January 8, 2021

For Immediate Release

 

OTTAWA, Jan. 8 2021 _ Canadian experts have produced the first set of recommendations on repetitive transcranial magnetic stimulation (rTMS) as an adjunct treatment to standard rehabilitation in clinical trials to help restore hand and arm use after stroke. The recommendations are in the latest issue of the journal Neurorehabilitation and Neural Repair.

Used in combination with physical therapy, TMS is a safe, noninvasive method to prime the brain by delivering short magnetic pulses on the outside of the skull. Repetitive TMS (rTMS) has the potential to enhance recovery and reduce the amount of standard therapy required to regain use of a stroke-affected limb.

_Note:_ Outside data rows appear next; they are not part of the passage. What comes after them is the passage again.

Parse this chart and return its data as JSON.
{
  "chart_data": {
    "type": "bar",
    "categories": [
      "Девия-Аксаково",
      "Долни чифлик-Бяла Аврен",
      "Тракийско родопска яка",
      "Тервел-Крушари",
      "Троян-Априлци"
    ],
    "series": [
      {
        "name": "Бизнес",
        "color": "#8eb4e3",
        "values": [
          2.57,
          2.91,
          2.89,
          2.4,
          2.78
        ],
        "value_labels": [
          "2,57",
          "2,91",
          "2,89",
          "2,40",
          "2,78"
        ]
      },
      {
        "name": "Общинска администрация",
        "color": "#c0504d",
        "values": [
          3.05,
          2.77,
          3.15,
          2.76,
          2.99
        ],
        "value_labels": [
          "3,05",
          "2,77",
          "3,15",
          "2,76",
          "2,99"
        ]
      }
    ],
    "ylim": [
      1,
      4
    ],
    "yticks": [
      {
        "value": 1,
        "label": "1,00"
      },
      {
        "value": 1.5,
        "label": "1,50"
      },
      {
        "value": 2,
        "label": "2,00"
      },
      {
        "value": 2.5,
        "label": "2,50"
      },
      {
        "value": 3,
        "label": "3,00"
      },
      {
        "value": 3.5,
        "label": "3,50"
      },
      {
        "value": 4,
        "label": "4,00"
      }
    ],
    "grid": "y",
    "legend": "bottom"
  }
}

Until now, the use of rTMS in stroke rehabilitation trials has been limited because there is no consensus on how and when to use it, the type of physical therapy to be combined with rTMS, who is most likely to benefit, and how to measure the impact.

“The purpose of our work was to develop recommendations for a comprehensive clinical trials protocol for the investigation of the efficacy of rTMS as an adjunct to physiotherapy in stroke rehabilitation clinical trials,” says Dr. Jodi Edwards, Director of the Brain and Heart Nexus Research Program at the University of Ottawa Heart Institute.

Along with stroke neurologist Dr. Alexander Thiel of McGill University and Dr. Numa Dancause of the Université de Montréal, Dr. Edwards co-leads the newly-formed Canadian Platform for Trials in Non-Invasive Brain Stimulation (CanStim), a major national initiative that aims to facilitate multi-centre clinical trials for noninvasive brain stimulation interventions after stroke. CanStim involves top stroke recovery researchers from Ottawa, Montreal, Quebec City, Kingston, Vancouver, Calgary and St. John’s.

The recommendations, posted online yesterday in advance of publication of the February issue of the journal, identify the patients who would most benefit based on stroke location and severity, the timing of treatment, the type of rehabilitation to pair with brain stimulation, intensity and duration of stimulation, dose and duration of therapy, the use of biomarkers, and how to measure patient outcomes. Read the publication here: https://journals.sagepub.com/eprint/T2D7JNEFFXWN6ZANGZXZ/full

“Moving from proof-of-principle to large-scale clinical trials is a necessary next step toward recognition of rTMS as a standard therapeutic option for stroke rehabilitation,” says Dr. Thiel. “We are working to build trial capacity in this field – nationally and internationally – to enable the translation of noninvasive brain stimulation technologies, from the laboratory to clinical practice for stroke rehabilitation.”

A consensus conference to develop these recommendations  was funded by the Canadian Stroke Trials for Optimized Results (CaSTOR), a joint initiative of the Canadian Stroke Consortium and Heart & Stroke Foundation Canadian Partnership for Stroke Recovery.

More than 405,000 Canadians live with long-term disability from stroke and the number will double in 20 years.